Enough. I had had enough of the old season of life and was ready to fully step into this new one. At the beginning of this year, it was as if God ejected the old tape from the VCR and put in a brand new one. (that’s right, I’m feeling old school today). He pressed play but because of other distractions, I was only catching ‘previews’ here and there. I was ready to turn off the lights, silence the cell phone, make some popcorn and settle in to watch the full film featuring what God has in store for this year and beyond.
The crazy awesome thing about God is that the more you see of Him, the more you realize there’s so much more to see. These past 10 days have only left me wanting more – more of Him, more time to process all that He has already revealed, more capacity to handle all that He has to pour out.

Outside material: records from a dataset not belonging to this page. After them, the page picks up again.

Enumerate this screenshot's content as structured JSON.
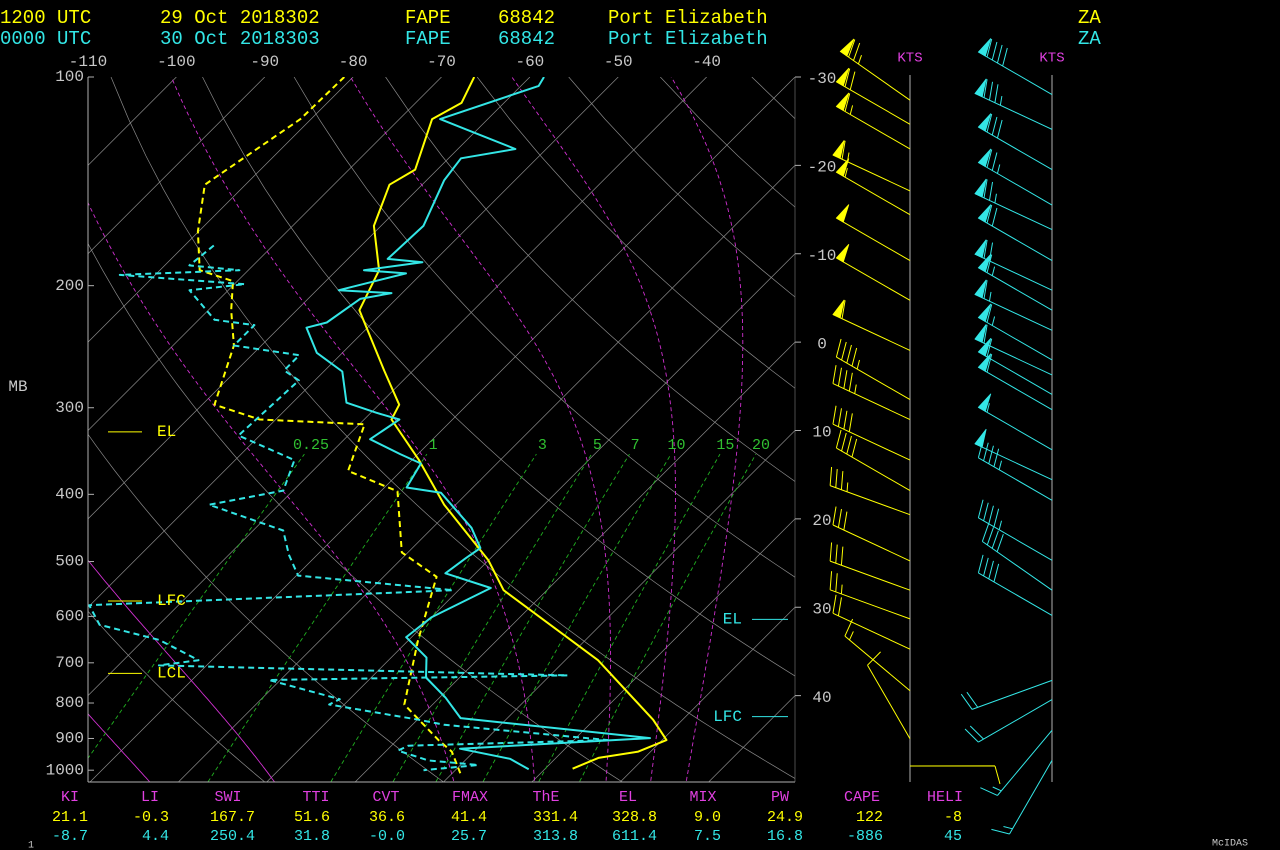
{
  "header": [
    {
      "time": "1200 UTC",
      "date": "29 Oct 2018302",
      "station": "FAPE",
      "id": "68842",
      "name": "Port Elizabeth",
      "country": "ZA"
    },
    {
      "time": "0000 UTC",
      "date": "30 Oct 2018303",
      "station": "FAPE",
      "id": "68842",
      "name": "Port Elizabeth",
      "country": "ZA"
    }
  ],
  "chart_data": {
    "type": "skewt",
    "ylabel": "MB",
    "ylim": [
      1040,
      100
    ],
    "yticks": [
      100,
      200,
      300,
      400,
      500,
      600,
      700,
      800,
      900,
      1000
    ],
    "log_y": true,
    "xlim": [
      -110,
      -30
    ],
    "xticks": [
      -110,
      -100,
      -90,
      -80,
      -70,
      -60,
      -50,
      -40
    ],
    "isotherm_labels": [
      -30,
      -20,
      -10,
      0,
      10,
      20,
      30,
      40
    ],
    "mixing_ratio_labels": [
      0.25,
      1,
      3,
      5,
      7,
      10,
      15,
      20
    ],
    "wind_unit": "KTS",
    "soundings": [
      {
        "color": "#ffff00",
        "temperature": {
          "pressure": [
            100,
            109,
            115,
            136,
            143,
            164,
            190,
            217,
            265,
            297,
            312,
            357,
            414,
            498,
            550,
            694,
            846,
            905,
            940,
            960,
            995
          ],
          "values": [
            -66.3,
            -64.8,
            -66.3,
            -62.5,
            -63.7,
            -60.8,
            -55.2,
            -52.9,
            -43.3,
            -37.7,
            -36.9,
            -29.2,
            -21.3,
            -10,
            -4.9,
            13.7,
            26.7,
            30.5,
            28.6,
            24.8,
            23.1
          ]
        },
        "dewpoint": {
          "pressure": [
            100,
            115,
            143,
            167,
            190,
            197,
            217,
            244,
            297,
            312,
            317,
            370,
            396,
            485,
            526,
            650,
            804,
            905,
            940,
            1010
          ],
          "values": [
            -81,
            -81.2,
            -84.6,
            -80.1,
            -75.5,
            -70.5,
            -67.4,
            -63.1,
            -58.6,
            -51.8,
            -39.4,
            -36,
            -28.1,
            -20.7,
            -14,
            -8.9,
            -3.2,
            4.7,
            7.5,
            10.9
          ]
        },
        "parcel_levels": [
          {
            "label": "EL",
            "pressure": 325
          },
          {
            "label": "LFC",
            "pressure": 570
          },
          {
            "label": "LCL",
            "pressure": 725
          }
        ],
        "wind": {
          "pressure": [
            108,
            117,
            127,
            146,
            158,
            184,
            210,
            248,
            292,
            312,
            357,
            395,
            428,
            499,
            550,
            605,
            669,
            768,
            901,
            986
          ],
          "direction": [
            305,
            300,
            300,
            295,
            300,
            300,
            300,
            295,
            300,
            295,
            295,
            300,
            290,
            295,
            290,
            290,
            295,
            310,
            330,
            90
          ],
          "speed": [
            75,
            70,
            65,
            65,
            55,
            50,
            50,
            60,
            45,
            45,
            40,
            40,
            35,
            30,
            30,
            25,
            20,
            15,
            10,
            10
          ]
        }
      },
      {
        "color": "#33e6e6",
        "temperature": {
          "pressure": [
            100,
            103,
            115,
            127,
            131,
            141,
            164,
            183,
            185,
            190,
            192,
            203,
            205,
            209,
            226,
            230,
            250,
            266,
            295,
            305,
            312,
            333,
            350,
            361,
            391,
            398,
            447,
            478,
            494,
            520,
            546,
            602,
            643,
            688,
            735,
            786,
            841,
            899,
            931,
            963,
            997
          ],
          "values": [
            -58.4,
            -58,
            -65.4,
            -53.5,
            -58.6,
            -58,
            -55.2,
            -55.5,
            -51.2,
            -56.9,
            -51.8,
            -57.5,
            -51.2,
            -54.1,
            -55.2,
            -56.9,
            -52.9,
            -47.9,
            -43.9,
            -39.4,
            -36,
            -37.1,
            -32,
            -28.6,
            -27.5,
            -23,
            -15.6,
            -12.3,
            -12.8,
            -13.4,
            -6.6,
            -10,
            -10.6,
            -6,
            -3.8,
            0.7,
            4.7,
            28.4,
            8.1,
            14.9,
            18.2
          ]
        },
        "dewpoint": {
          "pressure": [
            175,
            187,
            190,
            193,
            199,
            203,
            224,
            228,
            244,
            252,
            265,
            274,
            329,
            357,
            395,
            414,
            451,
            489,
            524,
            550,
            578,
            617,
            649,
            694,
            706,
            730,
            741,
            790,
            804,
            846,
            860,
            905,
            922,
            937,
            968,
            983,
            1000
          ],
          "values": [
            -76.7,
            -77.2,
            -71,
            -84,
            -68.8,
            -74.4,
            -68.2,
            -63.1,
            -63.1,
            -54.6,
            -54.6,
            -51.8,
            -52.4,
            -43.3,
            -41.1,
            -47.9,
            -36.6,
            -33.2,
            -29.8,
            -10.6,
            -50.1,
            -46.7,
            -38.2,
            -31.5,
            -35.4,
            12,
            -21.3,
            -11.1,
            -11.7,
            0.2,
            3.6,
            23.9,
            1.9,
            1.3,
            5.8,
            12,
            6.4
          ]
        },
        "parcel_levels": [
          {
            "label": "EL",
            "pressure": 606
          },
          {
            "label": "LFC",
            "pressure": 837
          }
        ],
        "wind": {
          "pressure": [
            106,
            119,
            136,
            153,
            166,
            184,
            203,
            217,
            232,
            256,
            269,
            287,
            302,
            345,
            381,
            408,
            498,
            550,
            598,
            742,
            791,
            876,
            968
          ],
          "direction": [
            300,
            295,
            300,
            300,
            295,
            300,
            295,
            300,
            295,
            300,
            295,
            300,
            300,
            300,
            295,
            300,
            300,
            305,
            300,
            250,
            240,
            220,
            210
          ],
          "speed": [
            90,
            85,
            80,
            75,
            75,
            70,
            70,
            65,
            65,
            65,
            60,
            60,
            60,
            55,
            50,
            45,
            45,
            40,
            40,
            20,
            20,
            15,
            15
          ]
        }
      }
    ]
  },
  "indices": {
    "labels": [
      "KI",
      "LI",
      "SWI",
      "TTI",
      "CVT",
      "FMAX",
      "ThE",
      "EL",
      "MIX",
      "PW",
      "CAPE",
      "HELI"
    ],
    "rows": [
      [
        "21.1",
        "-0.3",
        "167.7",
        "51.6",
        "36.6",
        "41.4",
        "331.4",
        "328.8",
        "9.0",
        "24.9",
        "122",
        "-8"
      ],
      [
        "-8.7",
        "4.4",
        "250.4",
        "31.8",
        "-0.0",
        "25.7",
        "313.8",
        "611.4",
        "7.5",
        "16.8",
        "-886",
        "45"
      ]
    ]
  },
  "footer": {
    "frame": "1",
    "logo": "McIDAS"
  }
}
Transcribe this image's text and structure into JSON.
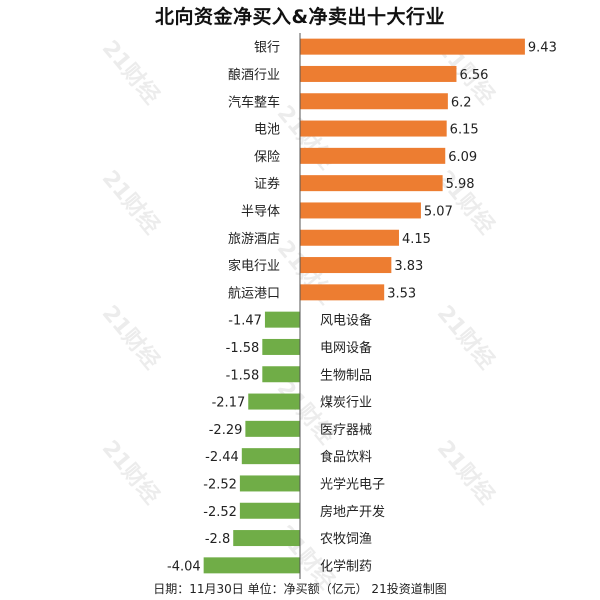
{
  "title": "北向资金净买入&净卖出十大行业",
  "footer": "日期：11月30日 单位：净买额（亿元） 21投资道制图",
  "watermark": "21财经",
  "colors": {
    "positive": "#ED7D31",
    "negative": "#70AD47",
    "axis": "#555555",
    "text": "#222222"
  },
  "chart_data": {
    "type": "bar",
    "orientation": "horizontal",
    "title": "北向资金净买入&净卖出十大行业",
    "unit": "净买额（亿元）",
    "categories": [
      "银行",
      "酿酒行业",
      "汽车整车",
      "电池",
      "保险",
      "证券",
      "半导体",
      "旅游酒店",
      "家电行业",
      "航运港口",
      "风电设备",
      "电网设备",
      "生物制品",
      "煤炭行业",
      "医疗器械",
      "食品饮料",
      "光学光电子",
      "房地产开发",
      "农牧饲渔",
      "化学制药"
    ],
    "values": [
      9.43,
      6.56,
      6.2,
      6.15,
      6.09,
      5.98,
      5.07,
      4.15,
      3.83,
      3.53,
      -1.47,
      -1.58,
      -1.58,
      -2.17,
      -2.29,
      -2.44,
      -2.52,
      -2.52,
      -2.8,
      -4.04
    ],
    "value_labels": [
      "9.43",
      "6.56",
      "6.2",
      "6.15",
      "6.09",
      "5.98",
      "5.07",
      "4.15",
      "3.83",
      "3.53",
      "-1.47",
      "-1.58",
      "-1.58",
      "-2.17",
      "-2.29",
      "-2.44",
      "-2.52",
      "-2.52",
      "-2.8",
      "-4.04"
    ],
    "xlim": [
      -4.04,
      9.43
    ],
    "grid": false,
    "legend": false
  }
}
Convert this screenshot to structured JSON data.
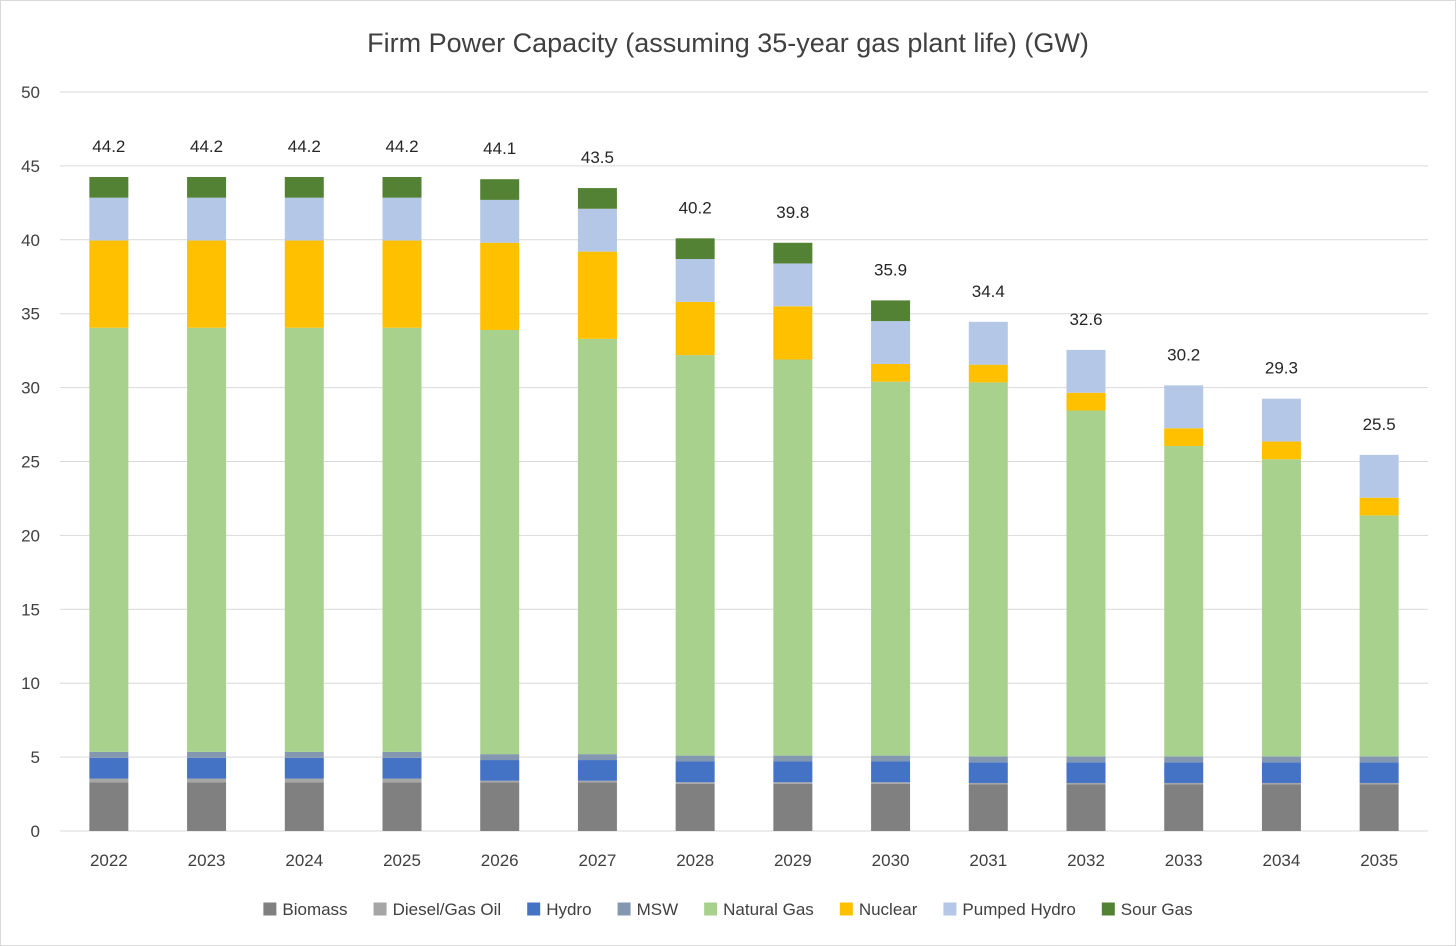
{
  "chart_data": {
    "type": "bar",
    "stacked": true,
    "title": "Firm Power Capacity (assuming 35-year gas plant life) (GW)",
    "xlabel": "",
    "ylabel": "",
    "ylim": [
      0,
      50
    ],
    "yticks": [
      0,
      5,
      10,
      15,
      20,
      25,
      30,
      35,
      40,
      45,
      50
    ],
    "grid": true,
    "legend_position": "bottom",
    "categories": [
      "2022",
      "2023",
      "2024",
      "2025",
      "2026",
      "2027",
      "2028",
      "2029",
      "2030",
      "2031",
      "2032",
      "2033",
      "2034",
      "2035"
    ],
    "series": [
      {
        "name": "Biomass",
        "color": "#808080",
        "values": [
          3.3,
          3.3,
          3.3,
          3.3,
          3.3,
          3.3,
          3.2,
          3.2,
          3.2,
          3.15,
          3.15,
          3.15,
          3.15,
          3.15
        ]
      },
      {
        "name": "Diesel/Gas Oil",
        "color": "#a6a6a6",
        "values": [
          0.25,
          0.25,
          0.25,
          0.25,
          0.1,
          0.1,
          0.1,
          0.1,
          0.1,
          0.1,
          0.1,
          0.1,
          0.1,
          0.1
        ]
      },
      {
        "name": "Hydro",
        "color": "#4472c4",
        "values": [
          1.4,
          1.4,
          1.4,
          1.4,
          1.4,
          1.4,
          1.4,
          1.4,
          1.4,
          1.4,
          1.4,
          1.4,
          1.4,
          1.4
        ]
      },
      {
        "name": "MSW",
        "color": "#8497b0",
        "values": [
          0.4,
          0.4,
          0.4,
          0.4,
          0.4,
          0.4,
          0.4,
          0.4,
          0.4,
          0.4,
          0.4,
          0.4,
          0.4,
          0.4
        ]
      },
      {
        "name": "Natural Gas",
        "color": "#a9d18e",
        "values": [
          28.7,
          28.7,
          28.7,
          28.7,
          28.7,
          28.1,
          27.1,
          26.8,
          25.3,
          25.3,
          23.4,
          21.0,
          20.1,
          16.3
        ]
      },
      {
        "name": "Nuclear",
        "color": "#ffc000",
        "values": [
          5.9,
          5.9,
          5.9,
          5.9,
          5.9,
          5.9,
          3.6,
          3.6,
          1.2,
          1.2,
          1.2,
          1.2,
          1.2,
          1.2
        ]
      },
      {
        "name": "Pumped Hydro",
        "color": "#b4c7e7",
        "values": [
          2.9,
          2.9,
          2.9,
          2.9,
          2.9,
          2.9,
          2.9,
          2.9,
          2.9,
          2.9,
          2.9,
          2.9,
          2.9,
          2.9
        ]
      },
      {
        "name": "Sour Gas",
        "color": "#548235",
        "values": [
          1.4,
          1.4,
          1.4,
          1.4,
          1.4,
          1.4,
          1.4,
          1.4,
          1.4,
          0,
          0,
          0,
          0,
          0
        ]
      }
    ],
    "totals": [
      "44.2",
      "44.2",
      "44.2",
      "44.2",
      "44.1",
      "43.5",
      "40.2",
      "39.8",
      "35.9",
      "34.4",
      "32.6",
      "30.2",
      "29.3",
      "25.5"
    ]
  }
}
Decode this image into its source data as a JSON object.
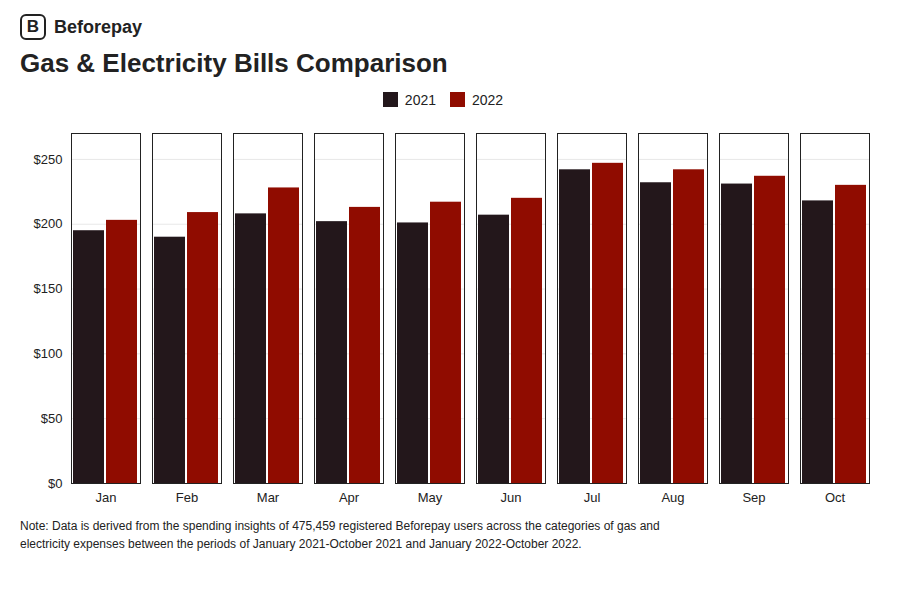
{
  "chart_data": {
    "type": "bar",
    "title": "Gas & Electricity Bills Comparison",
    "annotations": [
      "B",
      "Beforepay",
      "Note: Data is derived from the spending insights of 475,459 registered Beforepay users across the categories of gas and",
      "electricity expenses between the periods of January 2021-October 2021 and January 2022-October 2022."
    ],
    "categories": [
      "Jan",
      "Feb",
      "Mar",
      "Apr",
      "May",
      "Jun",
      "Jul",
      "Aug",
      "Sep",
      "Oct"
    ],
    "series": [
      {
        "name": "2021",
        "values": [
          195,
          190,
          208,
          202,
          201,
          207,
          242,
          232,
          231,
          218
        ]
      },
      {
        "name": "2022",
        "values": [
          203,
          209,
          228,
          213,
          217,
          220,
          247,
          242,
          237,
          230
        ]
      }
    ],
    "ylim": [
      0,
      270
    ],
    "yticks": [
      {
        "value": 0,
        "label": "$0"
      },
      {
        "value": 50,
        "label": "$50"
      },
      {
        "value": 100,
        "label": "$100"
      },
      {
        "value": 150,
        "label": "$150"
      },
      {
        "value": 200,
        "label": "$200"
      },
      {
        "value": 250,
        "label": "$250"
      }
    ],
    "grid": true,
    "legend": "top"
  }
}
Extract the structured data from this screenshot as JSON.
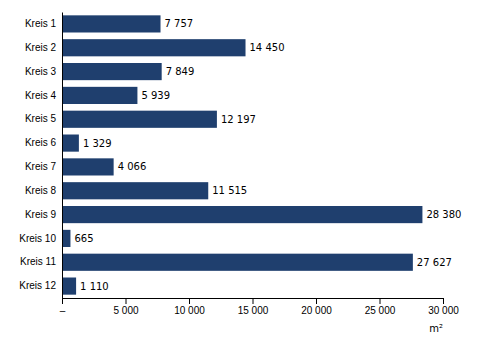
{
  "chart_data": {
    "type": "bar",
    "orientation": "horizontal",
    "categories": [
      "Kreis 1",
      "Kreis 2",
      "Kreis 3",
      "Kreis 4",
      "Kreis 5",
      "Kreis 6",
      "Kreis 7",
      "Kreis 8",
      "Kreis 9",
      "Kreis 10",
      "Kreis 11",
      "Kreis 12"
    ],
    "values": [
      7757,
      14450,
      7849,
      5939,
      12197,
      1329,
      4066,
      11515,
      28380,
      665,
      27627,
      1110
    ],
    "value_labels": [
      "7 757",
      "14 450",
      "7 849",
      "5 939",
      "12 197",
      "1 329",
      "4 066",
      "11 515",
      "28 380",
      "665",
      "27 627",
      "1 110"
    ],
    "data_labels": true,
    "color": "#1F3F6E",
    "x_label": "m²",
    "xlim": [
      0,
      30000
    ],
    "xticks": [
      {
        "value": 0,
        "label": "–"
      },
      {
        "value": 5000,
        "label": "5 000"
      },
      {
        "value": 10000,
        "label": "10 000"
      },
      {
        "value": 15000,
        "label": "15 000"
      },
      {
        "value": 20000,
        "label": "20 000"
      },
      {
        "value": 25000,
        "label": "25 000"
      },
      {
        "value": 30000,
        "label": "30 000"
      }
    ],
    "grid": false
  }
}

Yet in the midst of this ‘more’, He has shown me ‘enough.’
I started reading ‘Captivating’ by John and Stasi Eldredge. The words on these pages so far could’ve come straight from my heart:
“I know I am not alone in this nagging sense of failing to measure up, a feeling of not being good enough as a woman. Every woman I’ve ever met feels it – something deeper than just the sense of failing at what she does. An underlying, gut feeling of failing at who she is. I am not enough, and I am too much at the same time. Not pretty enough, not thin enough, not kind enough, not gracious enough, not disciplined enough. But too emotional, too needy, too sensitive, too strong, too opinionated, too messy.”
I am confident and know who God created me to be. I know who I am. But yet I still often find myself struggling with those thoughts of ‘not enough and too much.’ I recently saw a friend describe herself as a lion in a lamb’s body. I can relate.
On one side, I am super gentle, soft, and sensitive. I don’t just sit across the table from someone who is hurting or ecstatic over a scenario in their lives – my heart jumps into theirs and experiences the feelings with them. My brother once said it’s as if I can ‘feel colors’ and as crazy as that might sound, it’s pretty accurate. It can be exhausting to live the roller coaster of life around me…especially when sensitivity and emotion is often seen as weakness. People get awkward around tears!
And then there’s the other side of me that is a strong leader and a no-nonsense tell-it-like-it-is lover of the messy & raw side of life. The deep well that holds the sensitive emotions also holds the boldly passionate ones. I often find myself wanting to hold back the intensity of what I feel so I don’t overwhelm (read: offend) others. A bold woman can be seen as ‘feminist’ or a term used to describe female dogs!
In a world and even church culture of ‘not enough and too much’, God says I am enough.
“For you formed my inward parts; you knitted me together in my mother’s womb. I praise you, for I am fearfully and wonderfully made.” ~Psalm 139:13-14a
I am enough. I can confidently run into the arms of my loving Heavenly Father without shame or feeling as though I am lacking in any area, regardless of what circumstances or others might say.
I am enough. I’m not where I’ll be tomorrow or next week or next year, but I’m not where I was yesterday or last week or last year. I am enough, right in this moment, and this moment is what I’m responsible for right now. “Give your entire attention to what God is doing right now, and don’t get worked up about what may or may not happen tomorrow. God will help you deal with whatever hard things come up when the time comes.” ~Matthew 6:34 (msg)
I am enough. I am a blend of sensitive and sassy, gentle and gallant, meticulous and messy. God created me this way for a purpose and it’s perfectly enough to be used by Him.
God is enough. He is my ‘I am’, the answer to every question, and the reason that I am enough.